Nafieh’s art strikes in at a point that is a skosh below my appreciation for his writing. He’s in a tough spot. Not only is he taking on the fantasy genre, but he is also trying to draw faces that are ethnically appropriate to the region and the story. This results in some inconsistencies from panel to panel. None of them are particularly jarring, but it is noticeable and creeps above the threshold where it goes unnoticed or can be ignored. Overall, the style is definitely reminiscent of Alan Moore’s League of Extraordinary Gentlemen, which gets its signature look from artist Kevin O’Neill.
There are a few spots where foreground to background focus and scaling seem a bit off; a character that is in the background seems too large proportionally, in comparison to characters that should be closer to you on the page. And there are a couple of panels where Nafieh’s style looks a bit too cartoony and breaks style with the rest of his drawings. It’s almost as if there is a style he is trying to repress or as if he did a run of that cartoony style and it creeps back in unintentionally from time-to-time. Still, overall, the smoky colors, brownish palette, and ethic touch to faces, costuming, and architecture makes this feel firmly rooted in a fantasy setting. There is no questioning that.

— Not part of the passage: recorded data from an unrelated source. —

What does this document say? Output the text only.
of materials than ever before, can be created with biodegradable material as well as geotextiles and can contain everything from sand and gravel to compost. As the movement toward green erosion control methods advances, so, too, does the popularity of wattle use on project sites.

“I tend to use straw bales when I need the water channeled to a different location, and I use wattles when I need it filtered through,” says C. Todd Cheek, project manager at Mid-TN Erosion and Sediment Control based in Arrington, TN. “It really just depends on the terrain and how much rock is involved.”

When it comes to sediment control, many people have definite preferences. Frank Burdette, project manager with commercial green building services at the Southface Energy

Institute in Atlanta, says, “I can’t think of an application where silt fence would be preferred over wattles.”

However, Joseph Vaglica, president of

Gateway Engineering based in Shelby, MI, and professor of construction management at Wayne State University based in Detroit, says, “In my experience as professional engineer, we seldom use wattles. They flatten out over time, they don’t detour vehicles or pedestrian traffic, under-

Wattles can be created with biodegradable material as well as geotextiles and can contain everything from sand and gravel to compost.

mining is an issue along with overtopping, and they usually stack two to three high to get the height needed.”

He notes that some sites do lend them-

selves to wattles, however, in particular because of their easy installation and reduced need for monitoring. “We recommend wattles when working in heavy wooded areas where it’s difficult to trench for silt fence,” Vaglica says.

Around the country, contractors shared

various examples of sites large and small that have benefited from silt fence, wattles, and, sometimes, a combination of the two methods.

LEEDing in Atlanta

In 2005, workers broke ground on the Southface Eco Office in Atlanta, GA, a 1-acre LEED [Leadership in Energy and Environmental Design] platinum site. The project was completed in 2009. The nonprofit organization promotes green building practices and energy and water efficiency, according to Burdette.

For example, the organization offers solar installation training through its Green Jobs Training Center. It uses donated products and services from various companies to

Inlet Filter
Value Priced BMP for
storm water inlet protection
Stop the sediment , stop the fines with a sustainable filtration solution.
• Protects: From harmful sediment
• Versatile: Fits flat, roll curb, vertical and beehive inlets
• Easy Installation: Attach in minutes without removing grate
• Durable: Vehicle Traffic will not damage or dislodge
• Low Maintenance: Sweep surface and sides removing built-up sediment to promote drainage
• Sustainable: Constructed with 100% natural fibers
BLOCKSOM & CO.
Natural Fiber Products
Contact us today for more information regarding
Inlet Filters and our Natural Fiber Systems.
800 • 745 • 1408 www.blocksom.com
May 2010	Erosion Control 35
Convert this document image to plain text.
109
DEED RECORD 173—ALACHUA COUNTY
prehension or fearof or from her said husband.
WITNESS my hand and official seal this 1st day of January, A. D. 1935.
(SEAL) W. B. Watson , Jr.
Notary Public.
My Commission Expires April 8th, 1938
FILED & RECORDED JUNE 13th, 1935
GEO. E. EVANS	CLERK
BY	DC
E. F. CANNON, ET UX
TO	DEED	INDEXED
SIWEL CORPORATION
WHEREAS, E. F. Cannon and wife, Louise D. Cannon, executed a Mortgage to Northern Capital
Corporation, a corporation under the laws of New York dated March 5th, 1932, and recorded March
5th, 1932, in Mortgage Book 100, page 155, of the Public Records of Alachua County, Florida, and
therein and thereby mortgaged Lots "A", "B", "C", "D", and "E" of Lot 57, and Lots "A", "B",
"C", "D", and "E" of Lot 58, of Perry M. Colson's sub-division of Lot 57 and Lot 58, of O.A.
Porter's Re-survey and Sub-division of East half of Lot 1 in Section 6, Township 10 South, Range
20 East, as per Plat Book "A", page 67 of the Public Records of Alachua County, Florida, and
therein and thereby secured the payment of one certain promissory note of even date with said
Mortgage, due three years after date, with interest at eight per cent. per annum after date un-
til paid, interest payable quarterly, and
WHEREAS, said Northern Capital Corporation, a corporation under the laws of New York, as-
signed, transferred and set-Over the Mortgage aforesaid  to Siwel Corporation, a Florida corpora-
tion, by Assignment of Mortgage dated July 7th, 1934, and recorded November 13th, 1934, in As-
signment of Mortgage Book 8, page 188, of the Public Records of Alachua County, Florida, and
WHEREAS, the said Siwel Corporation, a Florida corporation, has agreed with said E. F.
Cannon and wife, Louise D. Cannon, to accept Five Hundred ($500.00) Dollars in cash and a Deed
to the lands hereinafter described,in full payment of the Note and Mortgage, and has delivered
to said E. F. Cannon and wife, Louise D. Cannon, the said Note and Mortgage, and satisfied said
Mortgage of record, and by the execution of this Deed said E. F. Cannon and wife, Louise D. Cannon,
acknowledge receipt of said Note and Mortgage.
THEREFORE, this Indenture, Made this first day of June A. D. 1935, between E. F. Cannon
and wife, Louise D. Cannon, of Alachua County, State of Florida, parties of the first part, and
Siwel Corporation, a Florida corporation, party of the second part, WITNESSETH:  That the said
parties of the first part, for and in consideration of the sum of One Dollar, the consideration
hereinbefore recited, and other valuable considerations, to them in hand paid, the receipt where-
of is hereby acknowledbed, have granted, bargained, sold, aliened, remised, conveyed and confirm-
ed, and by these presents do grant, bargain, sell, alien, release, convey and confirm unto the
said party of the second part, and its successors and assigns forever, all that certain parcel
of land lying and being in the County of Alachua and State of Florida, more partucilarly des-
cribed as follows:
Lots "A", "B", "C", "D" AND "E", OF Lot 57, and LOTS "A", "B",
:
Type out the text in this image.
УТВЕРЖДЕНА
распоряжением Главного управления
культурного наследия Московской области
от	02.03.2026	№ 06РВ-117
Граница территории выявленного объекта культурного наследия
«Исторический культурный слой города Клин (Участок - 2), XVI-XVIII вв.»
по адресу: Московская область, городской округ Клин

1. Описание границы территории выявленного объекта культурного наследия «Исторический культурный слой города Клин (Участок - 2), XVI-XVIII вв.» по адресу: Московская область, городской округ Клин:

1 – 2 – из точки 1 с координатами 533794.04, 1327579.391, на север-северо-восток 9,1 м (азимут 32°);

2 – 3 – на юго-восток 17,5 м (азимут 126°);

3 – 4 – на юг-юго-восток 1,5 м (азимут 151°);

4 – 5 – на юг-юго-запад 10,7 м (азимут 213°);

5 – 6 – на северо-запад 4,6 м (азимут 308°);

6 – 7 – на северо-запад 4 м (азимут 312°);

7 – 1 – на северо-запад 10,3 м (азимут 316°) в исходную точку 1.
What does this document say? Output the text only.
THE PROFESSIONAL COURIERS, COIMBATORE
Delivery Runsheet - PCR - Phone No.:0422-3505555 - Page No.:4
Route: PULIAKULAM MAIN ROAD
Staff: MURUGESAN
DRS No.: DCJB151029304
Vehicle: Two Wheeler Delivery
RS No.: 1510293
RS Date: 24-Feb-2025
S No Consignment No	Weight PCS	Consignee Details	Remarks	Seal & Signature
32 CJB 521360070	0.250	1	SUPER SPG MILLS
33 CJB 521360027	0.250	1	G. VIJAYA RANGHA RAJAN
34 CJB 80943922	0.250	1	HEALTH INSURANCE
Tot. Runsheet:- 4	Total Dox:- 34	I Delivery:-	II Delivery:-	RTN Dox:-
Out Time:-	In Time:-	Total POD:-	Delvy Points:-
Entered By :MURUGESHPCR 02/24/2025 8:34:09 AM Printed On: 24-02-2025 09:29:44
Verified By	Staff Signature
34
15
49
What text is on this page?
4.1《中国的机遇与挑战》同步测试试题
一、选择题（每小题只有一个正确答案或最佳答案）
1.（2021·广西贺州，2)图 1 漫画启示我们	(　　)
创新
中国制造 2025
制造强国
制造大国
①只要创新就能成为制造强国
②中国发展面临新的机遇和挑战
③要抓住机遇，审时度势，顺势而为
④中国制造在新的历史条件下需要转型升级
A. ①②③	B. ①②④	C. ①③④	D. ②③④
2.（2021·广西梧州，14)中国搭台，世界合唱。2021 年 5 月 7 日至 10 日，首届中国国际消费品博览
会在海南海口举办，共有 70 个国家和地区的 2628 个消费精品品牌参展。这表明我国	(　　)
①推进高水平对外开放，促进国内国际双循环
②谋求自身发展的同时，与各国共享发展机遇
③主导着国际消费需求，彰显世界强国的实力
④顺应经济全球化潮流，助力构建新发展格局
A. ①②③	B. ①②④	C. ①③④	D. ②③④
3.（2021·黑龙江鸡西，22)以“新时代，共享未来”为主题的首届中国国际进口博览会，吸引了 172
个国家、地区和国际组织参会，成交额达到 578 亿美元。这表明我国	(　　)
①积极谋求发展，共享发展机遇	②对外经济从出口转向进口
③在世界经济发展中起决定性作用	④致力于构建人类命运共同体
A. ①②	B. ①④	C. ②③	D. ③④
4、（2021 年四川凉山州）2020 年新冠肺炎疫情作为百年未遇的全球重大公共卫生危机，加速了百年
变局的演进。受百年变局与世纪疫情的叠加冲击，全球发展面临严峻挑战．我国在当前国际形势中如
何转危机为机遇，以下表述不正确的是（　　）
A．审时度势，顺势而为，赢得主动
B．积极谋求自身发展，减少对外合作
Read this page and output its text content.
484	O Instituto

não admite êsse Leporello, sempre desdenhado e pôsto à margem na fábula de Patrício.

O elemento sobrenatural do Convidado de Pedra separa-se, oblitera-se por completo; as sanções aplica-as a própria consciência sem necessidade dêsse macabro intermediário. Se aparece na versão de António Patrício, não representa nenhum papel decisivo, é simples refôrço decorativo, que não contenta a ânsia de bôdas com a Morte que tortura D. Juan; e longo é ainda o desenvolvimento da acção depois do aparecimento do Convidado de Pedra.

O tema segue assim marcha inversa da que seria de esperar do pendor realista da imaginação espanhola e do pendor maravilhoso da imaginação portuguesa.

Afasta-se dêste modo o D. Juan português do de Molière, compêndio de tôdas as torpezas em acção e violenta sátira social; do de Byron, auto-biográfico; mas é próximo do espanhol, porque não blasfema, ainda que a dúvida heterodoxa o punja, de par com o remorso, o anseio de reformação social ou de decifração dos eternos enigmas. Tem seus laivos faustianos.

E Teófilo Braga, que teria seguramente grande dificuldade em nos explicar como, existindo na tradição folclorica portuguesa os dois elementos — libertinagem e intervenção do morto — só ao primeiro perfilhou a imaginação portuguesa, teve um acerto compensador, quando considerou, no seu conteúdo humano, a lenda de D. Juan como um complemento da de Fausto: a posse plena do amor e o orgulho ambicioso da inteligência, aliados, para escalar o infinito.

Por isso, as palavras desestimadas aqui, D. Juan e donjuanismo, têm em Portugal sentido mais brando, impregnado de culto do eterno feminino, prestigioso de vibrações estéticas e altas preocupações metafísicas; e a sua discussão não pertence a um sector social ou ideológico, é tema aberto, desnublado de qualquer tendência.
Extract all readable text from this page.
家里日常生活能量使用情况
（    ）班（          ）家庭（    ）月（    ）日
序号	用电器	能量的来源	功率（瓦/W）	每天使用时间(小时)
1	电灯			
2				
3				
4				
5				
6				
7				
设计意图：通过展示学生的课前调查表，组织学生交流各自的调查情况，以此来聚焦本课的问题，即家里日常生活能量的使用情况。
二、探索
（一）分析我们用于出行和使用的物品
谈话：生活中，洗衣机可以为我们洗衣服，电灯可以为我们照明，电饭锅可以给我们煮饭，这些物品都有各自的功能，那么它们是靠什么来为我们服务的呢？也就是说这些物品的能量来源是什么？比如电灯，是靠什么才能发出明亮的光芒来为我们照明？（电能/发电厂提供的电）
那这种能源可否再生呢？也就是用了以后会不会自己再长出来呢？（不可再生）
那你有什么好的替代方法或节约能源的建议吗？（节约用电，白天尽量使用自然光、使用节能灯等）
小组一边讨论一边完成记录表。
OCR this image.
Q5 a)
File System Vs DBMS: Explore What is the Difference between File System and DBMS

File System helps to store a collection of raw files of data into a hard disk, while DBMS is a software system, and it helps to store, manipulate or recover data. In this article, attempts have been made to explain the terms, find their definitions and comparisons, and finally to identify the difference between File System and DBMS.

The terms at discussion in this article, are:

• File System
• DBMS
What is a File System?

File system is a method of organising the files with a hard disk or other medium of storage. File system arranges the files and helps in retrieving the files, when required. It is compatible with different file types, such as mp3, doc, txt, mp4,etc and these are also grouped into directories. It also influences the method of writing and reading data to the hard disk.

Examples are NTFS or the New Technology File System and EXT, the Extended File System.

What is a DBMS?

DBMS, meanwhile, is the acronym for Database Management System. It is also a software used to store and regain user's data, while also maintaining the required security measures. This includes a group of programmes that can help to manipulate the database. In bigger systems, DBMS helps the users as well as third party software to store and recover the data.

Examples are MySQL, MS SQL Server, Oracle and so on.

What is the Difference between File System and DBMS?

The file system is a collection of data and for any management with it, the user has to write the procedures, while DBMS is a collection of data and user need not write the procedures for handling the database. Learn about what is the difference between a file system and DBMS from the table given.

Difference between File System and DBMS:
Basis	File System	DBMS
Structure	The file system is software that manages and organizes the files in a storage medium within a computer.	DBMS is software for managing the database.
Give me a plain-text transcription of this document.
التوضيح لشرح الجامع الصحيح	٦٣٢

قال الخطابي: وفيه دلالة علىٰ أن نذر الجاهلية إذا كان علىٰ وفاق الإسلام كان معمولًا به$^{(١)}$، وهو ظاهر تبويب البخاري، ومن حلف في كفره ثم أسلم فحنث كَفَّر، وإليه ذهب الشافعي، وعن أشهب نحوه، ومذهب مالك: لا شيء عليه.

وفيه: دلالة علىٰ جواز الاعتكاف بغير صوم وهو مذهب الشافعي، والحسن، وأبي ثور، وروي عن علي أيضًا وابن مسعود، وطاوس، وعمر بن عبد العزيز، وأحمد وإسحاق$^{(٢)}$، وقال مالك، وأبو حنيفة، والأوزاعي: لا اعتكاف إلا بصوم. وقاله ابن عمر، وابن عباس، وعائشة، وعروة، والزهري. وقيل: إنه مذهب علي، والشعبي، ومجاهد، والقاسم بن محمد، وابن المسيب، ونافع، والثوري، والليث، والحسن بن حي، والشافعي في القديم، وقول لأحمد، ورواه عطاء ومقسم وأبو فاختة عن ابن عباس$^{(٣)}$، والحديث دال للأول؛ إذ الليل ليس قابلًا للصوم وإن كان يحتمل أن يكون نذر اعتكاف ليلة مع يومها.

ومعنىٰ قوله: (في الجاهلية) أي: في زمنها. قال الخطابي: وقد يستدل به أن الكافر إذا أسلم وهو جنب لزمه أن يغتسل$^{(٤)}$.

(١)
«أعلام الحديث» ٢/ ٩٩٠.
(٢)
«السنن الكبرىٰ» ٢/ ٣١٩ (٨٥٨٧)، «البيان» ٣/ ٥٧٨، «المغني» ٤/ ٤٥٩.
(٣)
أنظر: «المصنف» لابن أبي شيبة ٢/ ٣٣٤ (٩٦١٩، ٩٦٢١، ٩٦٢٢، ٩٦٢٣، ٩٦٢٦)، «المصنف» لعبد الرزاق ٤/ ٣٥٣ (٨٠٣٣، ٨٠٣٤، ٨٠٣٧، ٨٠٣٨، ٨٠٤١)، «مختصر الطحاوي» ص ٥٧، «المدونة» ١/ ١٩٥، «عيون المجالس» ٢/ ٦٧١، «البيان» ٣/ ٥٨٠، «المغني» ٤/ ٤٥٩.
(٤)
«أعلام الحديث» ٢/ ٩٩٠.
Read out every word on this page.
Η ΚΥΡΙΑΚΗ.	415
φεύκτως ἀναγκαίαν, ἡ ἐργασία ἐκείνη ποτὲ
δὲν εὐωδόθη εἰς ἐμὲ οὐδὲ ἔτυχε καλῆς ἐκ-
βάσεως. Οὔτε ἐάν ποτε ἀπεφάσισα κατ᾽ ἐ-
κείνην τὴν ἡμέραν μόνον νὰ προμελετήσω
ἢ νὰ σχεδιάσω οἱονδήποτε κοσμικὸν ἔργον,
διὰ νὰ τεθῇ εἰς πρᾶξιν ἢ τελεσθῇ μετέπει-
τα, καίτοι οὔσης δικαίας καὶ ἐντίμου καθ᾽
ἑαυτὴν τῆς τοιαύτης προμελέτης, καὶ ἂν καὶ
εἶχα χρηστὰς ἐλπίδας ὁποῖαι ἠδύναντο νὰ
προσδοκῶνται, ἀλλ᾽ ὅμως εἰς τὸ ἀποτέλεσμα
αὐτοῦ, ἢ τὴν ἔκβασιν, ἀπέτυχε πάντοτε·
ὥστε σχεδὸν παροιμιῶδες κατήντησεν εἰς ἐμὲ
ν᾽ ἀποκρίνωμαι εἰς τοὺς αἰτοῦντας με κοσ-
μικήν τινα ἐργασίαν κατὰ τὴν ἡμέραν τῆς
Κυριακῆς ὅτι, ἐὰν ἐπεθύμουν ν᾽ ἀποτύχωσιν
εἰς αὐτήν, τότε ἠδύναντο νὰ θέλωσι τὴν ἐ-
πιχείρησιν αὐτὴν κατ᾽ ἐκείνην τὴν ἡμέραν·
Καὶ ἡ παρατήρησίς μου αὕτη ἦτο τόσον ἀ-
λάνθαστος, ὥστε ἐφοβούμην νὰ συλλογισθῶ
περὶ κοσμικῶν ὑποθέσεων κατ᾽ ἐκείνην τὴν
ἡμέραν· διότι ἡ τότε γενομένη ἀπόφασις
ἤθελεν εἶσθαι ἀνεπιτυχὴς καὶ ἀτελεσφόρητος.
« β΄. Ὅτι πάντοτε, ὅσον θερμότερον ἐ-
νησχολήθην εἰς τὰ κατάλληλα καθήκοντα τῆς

There have been some strong openings for limited series this year in the tier 2 publishers. The Killer in Me. Jupiter’s Legacy Volume 2. Nafieh’s Night’s Dominion stands shoulder-to-shoulder with them. I’m not sure that I am going to have room to sneak this into my pull list, but I will be looking in on it from time to time. And I’ll definitely have an eye out for the trade. There was a time that we got a lot of genre-specific content in this setting, now there is very little of it. Or if we do get it, it is overly gimmicky or too traditionalist. Nafieh has stricken a great chord with a genre mash-up that is enticing in its premise, and very sharp in its execution. I cannot wait to see more.